Громкий, раздраженный выдох Клары прорезал тишину кухни. Она скрестила руки на груди, откинувшись на спинку барного стула. Марк, прислонившись к матовой поверхности черного кухонного острова, покачал головой. Сомнения, написанные у них на лицах, отозвались в горле едкой горечью. Славненько. Вот тебе и лучшие друзья.
– Перестань подавлять эмоции, Кая, – тихо, но настойчиво произнес Марк. Он наклонился через столешницу, и его ладонь легла поверх моей руки. Его прикосновение было теплым, почти обжигающим. – После аварии прошло четыре года. Позволь себе чувствовать.
– У тебя чертовски здорово получилось с этим мерзавцем Альфонсо, – оценивающе бросила Клара, играя длинными пальцами с тонкой ножкой моего бокала.
– Джексон с тобой не согласен. Это по его милости я нахожусь в таком… положении.
Криво усмехнувшись, я выдернула руку из-под ладони Марка, отхватила свой бокал и залпом опрокинула остатки вина. Громкий, звенящий стук о столешницу прозвучал как выстрел. Кислый привкус вина на языке смешался со вкусом предательства.
Когда я подняла глаза, они снова вели свой безмолвный диалог. Взгляды, длящиеся доли секунды, и – решение принято. Почти синхронно они повернули головы ко мне. Марк смотрел изучающе, будто пытался прочесть шифр за моим взглядом. Клара – с вызовом и холодной искоркой азарта.
– Мы не поддерживаем позицию Джекса.
Я бы закатила глаза, но от внезапного возмущения чуть не подавилась слюной.
– Да ну? Что-то не припомню, чтобы кто-то из вас пытался заступиться за меня.– в моем голосе зазвенели стальные нотки. Теперь моя очередь впиваться в них взглядом. – А когда я обратилась за помощью? Вы просто сдали меня ему.
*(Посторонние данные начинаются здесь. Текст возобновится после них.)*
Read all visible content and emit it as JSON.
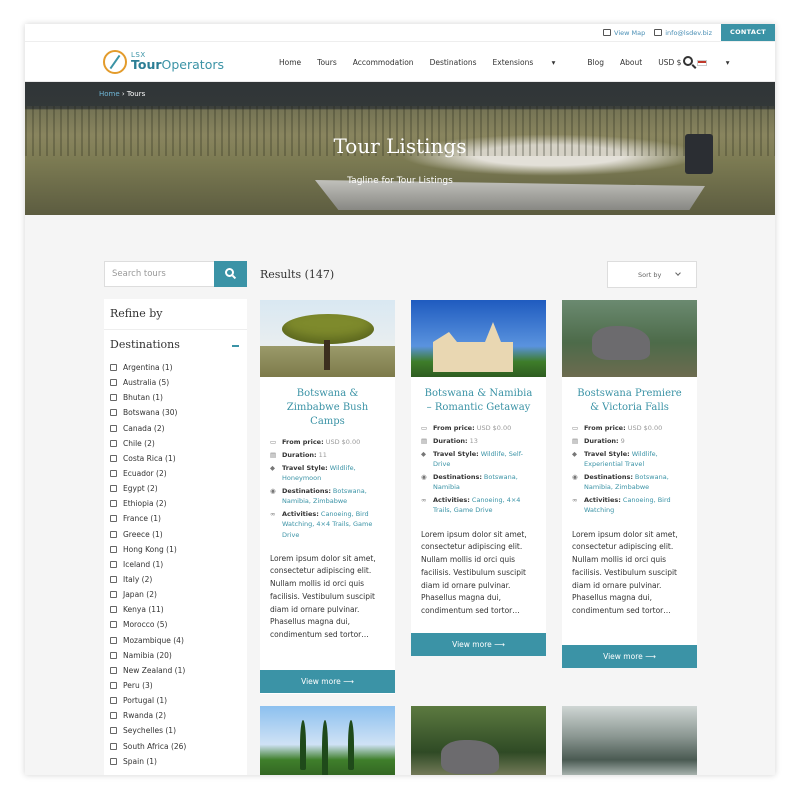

Я прищурилась, наблюдая за реакцией. Я не была уверена на сто процентов, но… да. Вот оно. Мгновенная тень вины в их взглядах, почти неосязаемое напряжение в плечах Марка. Мои догадки, как ядовитые ростки, проросли и подтвердились.
– Я даже не могу войти в чертово здание! – взорвалась я, с силой ударив ладонью по столешнице. От неожиданности вздрогнули даже они.
Мой пропуск превратился в бесполезный кусок пластика. Мой аккаунт в системе – в заблокированные цифры. Даже домашний ноутбук оказался отрезанным от общих серверов. Меня вычеркнули. Стёрли.
Через опьяняющий туман в голове заструился новый, ясный и холодный гнев. Дрожащей рукой я потянулась к пустому бокалу, резко развернулась на каблуках и направилась к холодильнику. Дверца не поддалась. Я дернула сильнее, чувствуя, как гнутся ногти, – безуспешно. Медленно подняла взгляд и наткнулась на руку, опирающуюся на матовую стальную поверхность как раз над моей головой.
– Мы уже давно работаем в стороне от Джекса, – тихо произнес Марк. Теплый воздух его дыхания коснулся моей шеи. – А за тобой была установлена негласная слежка. Мы не могли рисковать.
Я повернулась к нему, заглядывая в его медовые глаза. Он смотрел с такой смесью нежности и надежды, что меня начало подташнивать. Нет, он хороший. Добрый, милый, чертовски умный. Он ненамного выше меня, но это не мешает его привлекательности. Уверена, он будет отличным парнем. Только не в моей истории. Для меня он просто… ну… друг.
– Что это значит? – прошептала я.
– Когда он отстранил тебя…
– Нет, – я выставила руку и легонько уперлась ладонью в его грудь, отодвигая его, не в силах вынести эту близость. – Что значит, «работаете в стороне»?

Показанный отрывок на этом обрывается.